一个整数的大小依赖于平台，尽管通常的值是20亿(即32位)。64位平台的最大值通常为9E18。PHP不支持无符号整数。可以使用常量PHP_INT_SIZE确定整数大小，并使用PHP 4.4.0和PHP 5.0.5之后使用常量PHP_INT_MAX来确定最大值。

2  

Harbour:

港口:

proc Main()

   local sum := 0, i

   for i := 0 to 1000000000
      sum += i
   next

   ? sum

   return

Results in 500000000500000000. (on both windows/mingw/x86 and osx/clang/x64)
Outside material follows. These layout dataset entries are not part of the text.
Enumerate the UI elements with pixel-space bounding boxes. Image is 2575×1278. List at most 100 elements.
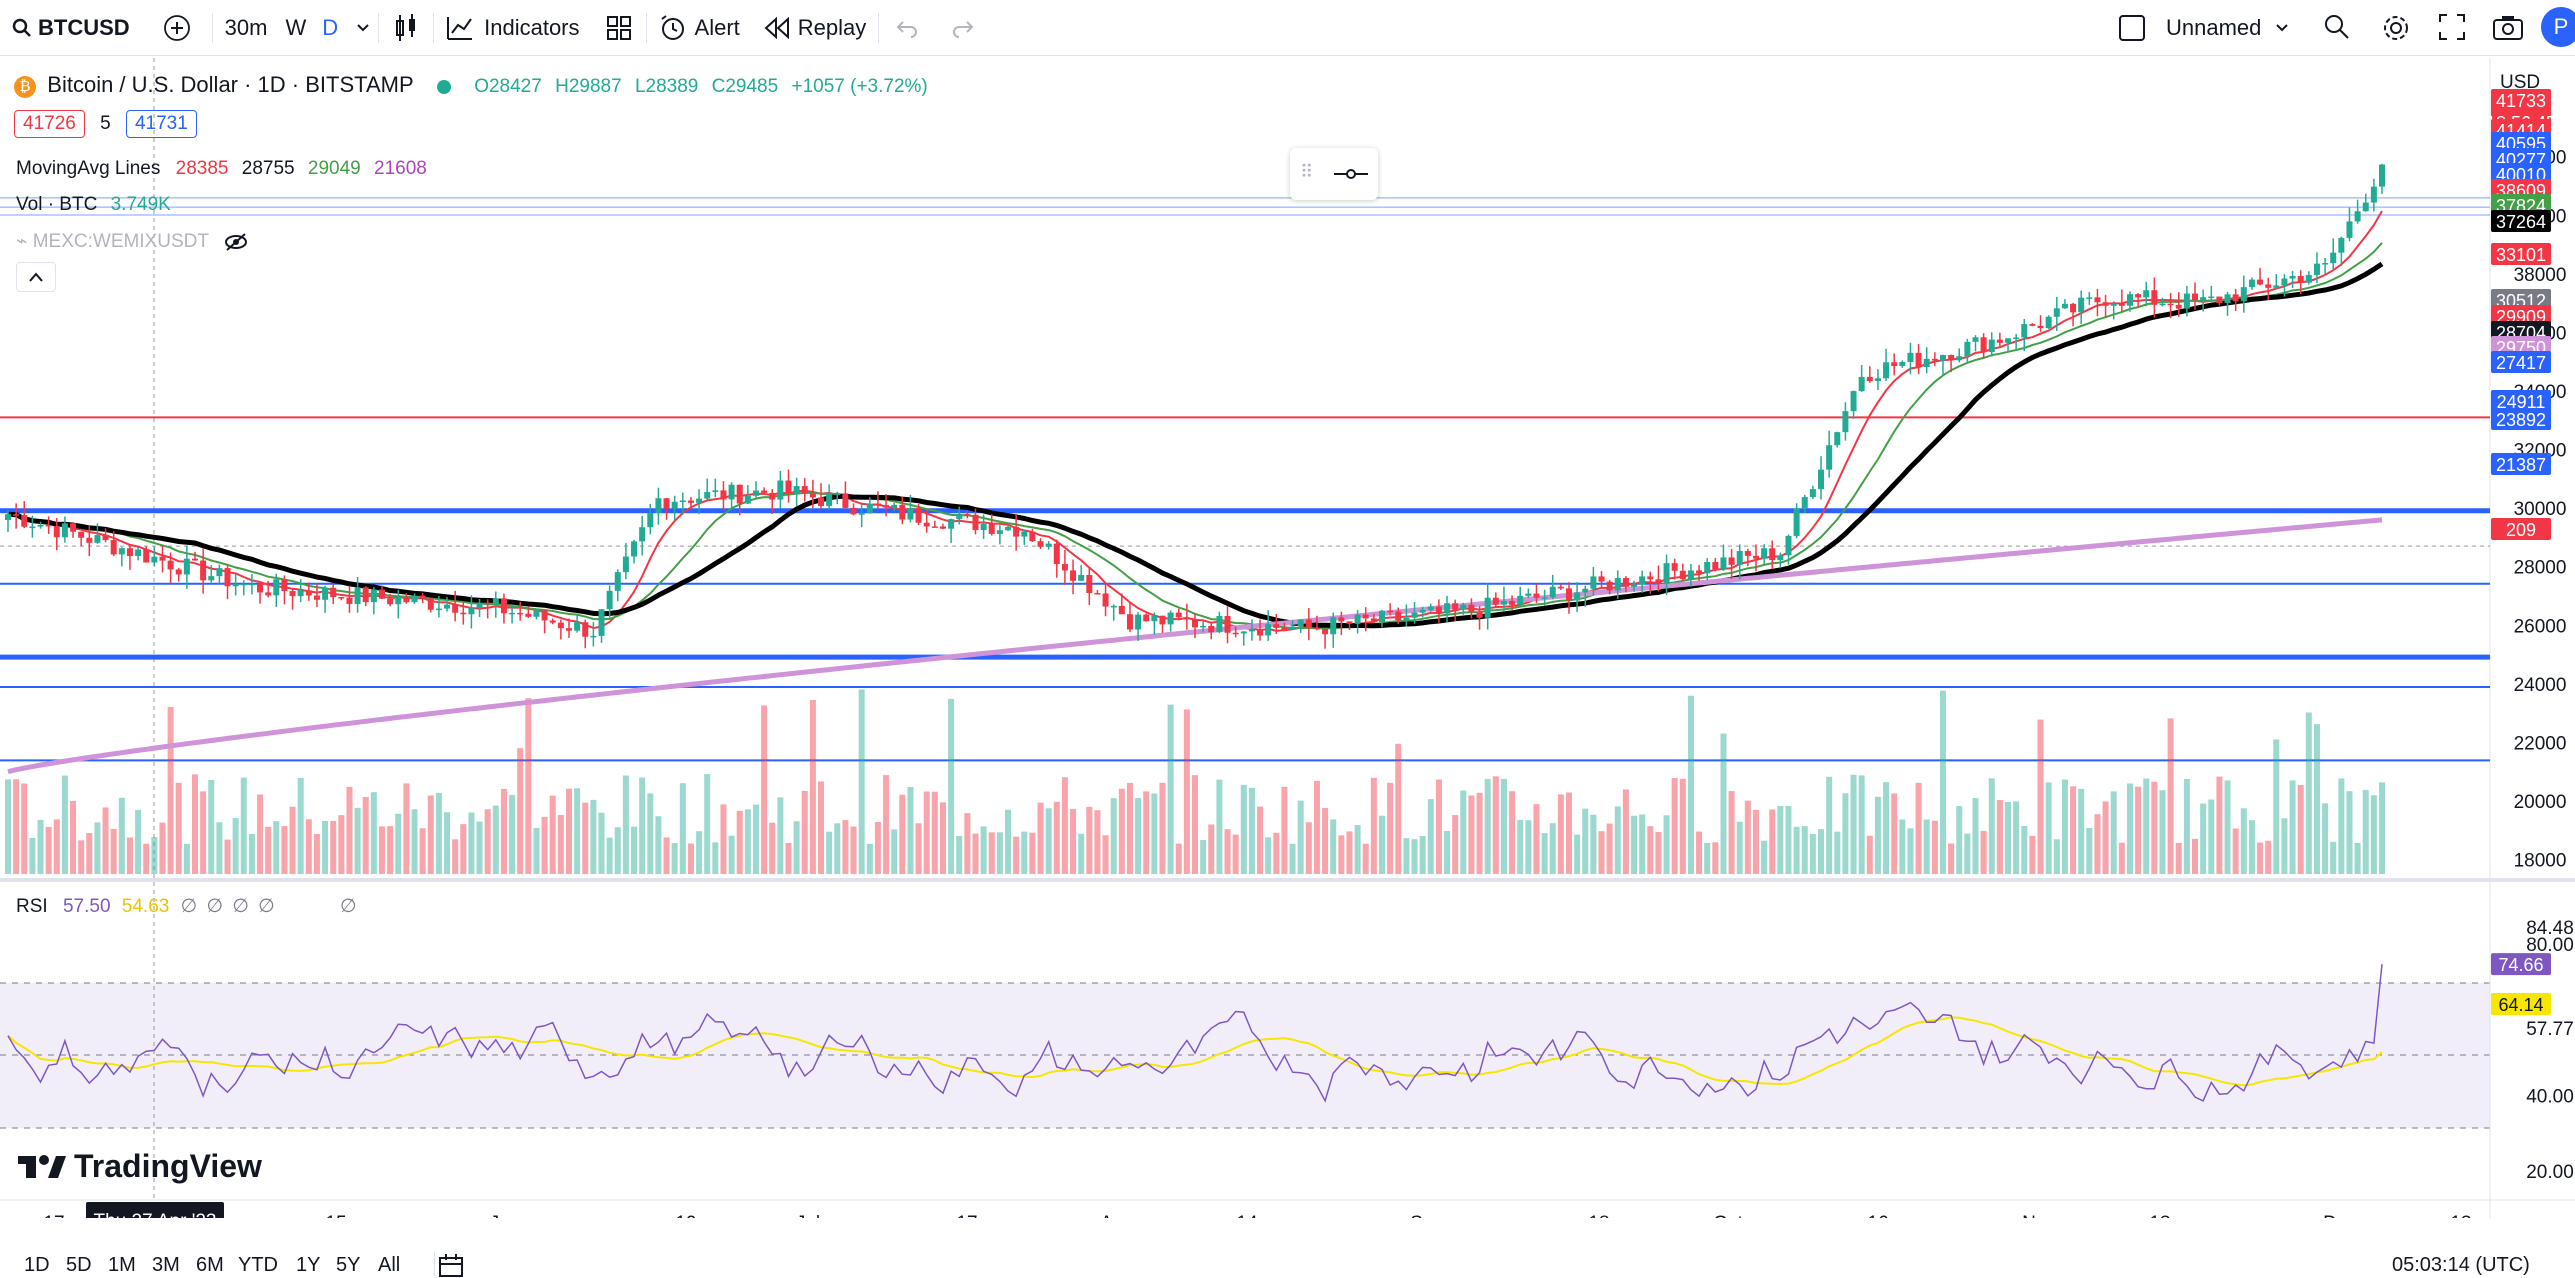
drag-handle-icon[interactable]: ⠿ [1300, 162, 1314, 182]
candle-body [1834, 432, 1841, 446]
settings-button[interactable] [2380, 12, 2412, 50]
volume-bar [1761, 840, 1768, 874]
volume-bar [1517, 819, 1524, 874]
templates-button[interactable] [592, 0, 646, 55]
volume-bar [842, 820, 849, 874]
candle-body [70, 523, 77, 532]
collapse-legend-button[interactable] [16, 262, 56, 292]
currency-selector[interactable]: USD [2500, 72, 2541, 93]
candle-body [671, 501, 678, 509]
bottom-toolbar: 1D 5D 1M 3M 6M YTD 1Y 5Y All 05:03:14 (U… [0, 1250, 2575, 1277]
candle-body [1045, 543, 1052, 547]
snapshot-button[interactable] [2492, 13, 2524, 47]
ma-legend[interactable]: MovingAvg Lines 28385 28755 29049 21608 [16, 158, 427, 180]
volume-bar [1045, 808, 1052, 874]
candle-body [159, 556, 166, 561]
time-tick-label: Jul [796, 1213, 820, 1218]
candle-body [1257, 629, 1264, 636]
volume-bar [1712, 842, 1719, 874]
floating-drawing-toolbar[interactable]: ⠿ [1290, 148, 1378, 200]
volume-bar [29, 837, 36, 874]
range-5d[interactable]: 5D [66, 1254, 92, 1276]
candle-body [826, 493, 833, 507]
volume-bar [135, 809, 142, 874]
volume-bar [1248, 787, 1255, 874]
buy-price[interactable]: 41731 [125, 110, 197, 138]
candle-body [1070, 570, 1077, 581]
time-tick-label: 14 [1236, 1213, 1258, 1218]
volume-legend[interactable]: Vol · BTC 3.749K [16, 194, 171, 216]
volume-bar [1720, 733, 1727, 874]
candle-body [1053, 543, 1060, 565]
layout-menu[interactable]: Unnamed [2118, 0, 2289, 55]
range-1y[interactable]: 1Y [296, 1254, 321, 1276]
alert-button[interactable]: Alert [647, 0, 752, 55]
volume-bar [1777, 805, 1784, 874]
range-ytd[interactable]: YTD [238, 1254, 278, 1276]
interval-30m[interactable]: 30m [213, 0, 280, 55]
rsi-tick-label: 20.00 [2526, 1162, 2574, 1183]
candle-body [1761, 548, 1768, 559]
volume-bar [2118, 842, 2125, 874]
range-3m[interactable]: 3M [152, 1254, 180, 1276]
candle-body [1899, 361, 1906, 367]
range-1d[interactable]: 1D [24, 1254, 50, 1276]
volume-bar [281, 826, 288, 874]
candle-body [1728, 557, 1735, 565]
fullscreen-button[interactable] [2438, 13, 2466, 47]
candle-body [2289, 275, 2296, 279]
volume-bar [2240, 808, 2247, 874]
chart-type-button[interactable] [379, 0, 433, 55]
volume-bar [143, 843, 150, 874]
volume-bar [1533, 804, 1540, 874]
candle-body [1574, 592, 1581, 601]
symbol-search[interactable]: BTCUSD [0, 0, 142, 55]
volume-bar [362, 796, 369, 874]
profile-avatar[interactable]: P [2541, 7, 2575, 47]
volume-bar [191, 774, 198, 874]
eye-hidden-icon[interactable] [224, 233, 248, 251]
rsi-ma-line [7, 1016, 2383, 1087]
candle-body [232, 583, 239, 587]
compare-button[interactable] [142, 0, 212, 55]
indicators-button[interactable]: Indicators [434, 0, 591, 55]
candle-body [1712, 562, 1719, 570]
ma-value-1: 28385 [175, 158, 229, 179]
volume-bar [964, 813, 971, 874]
ohlc-low: L28389 [634, 76, 699, 97]
utc-clock[interactable]: 05:03:14 (UTC) [2392, 1254, 2530, 1276]
ohlc-close: C29485 [711, 76, 779, 97]
candle-body [2257, 279, 2264, 285]
range-5y[interactable]: 5Y [336, 1254, 361, 1276]
volume-bar [1387, 782, 1394, 874]
replay-button[interactable]: Replay [752, 0, 878, 55]
range-all[interactable]: All [378, 1254, 401, 1276]
undo-button[interactable] [879, 0, 935, 55]
volume-bar [1411, 839, 1418, 874]
tradingview-logo[interactable]: TradingView [18, 1148, 262, 1185]
candle-body [915, 508, 922, 523]
volume-bar [639, 777, 646, 874]
calendar-icon[interactable] [436, 1252, 466, 1278]
redo-button[interactable] [935, 0, 991, 55]
volume-bar [2159, 790, 2166, 874]
range-6m[interactable]: 6M [196, 1254, 224, 1276]
candle-body [1500, 601, 1507, 605]
time-tick-label: Nov [2022, 1213, 2056, 1218]
price-label-tag [2491, 210, 2551, 232]
ma-line-medium [7, 242, 2383, 630]
chart-container[interactable]: 4200040000380003600034000320003000028000… [0, 58, 2575, 1236]
rsi-legend[interactable]: RSI 57.50 54.63 ∅ ∅ ∅ ∅ ∅ [16, 895, 357, 918]
quick-search-button[interactable] [2322, 12, 2352, 48]
volume-bar [1752, 809, 1759, 874]
compare-legend[interactable]: ⌁ MEXC:WEMIXUSDT [16, 230, 248, 253]
interval-dropdown[interactable] [348, 0, 378, 55]
sell-price[interactable]: 41726 [14, 110, 85, 138]
candle-body [1891, 362, 1898, 367]
price-chart[interactable]: 4200040000380003600034000320003000028000… [0, 58, 2575, 1236]
candle-body [2078, 297, 2085, 313]
interval-d[interactable]: D [312, 0, 348, 55]
range-1m[interactable]: 1M [108, 1254, 136, 1276]
interval-w[interactable]: W [279, 0, 312, 55]
volume-bar [2200, 803, 2207, 874]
结果在500000000500000000。(windows/mingw/x86和osx/clang/x64)

2  

Erlang works:

Erlang工作原理:

from_sum(From,Max) ->
    from_sum(From,Max,Max).
from_sum(From,Max,Sum) when From =:= Max ->
    Sum;
from_sum(From,Max,Sum) when From =/= Max -> 
    from_sum(From+1,Max,Sum+From).

Results: 41> useless:from_sum(1,1000000000). 500000000500000000

结果:41 >无用:from_sum(1 1000000000)。500000000500000000

2  

Funny thing, PHP 5.5.1 gives 499999999500000000 (in ~ 30s), while Dart2Js gives 500000000067109000 (which is to be expected, since it's JS that gets executed). CLI Dart gives the right answer ... instantly.

有趣的是，PHP 5.5.1给出了499999999999500000000(在30到30之间)，而dar2js提供500000000067109000(这是可以预料的，因为它是被执行的JS)。CLI Dart给出了正确的答案……立即。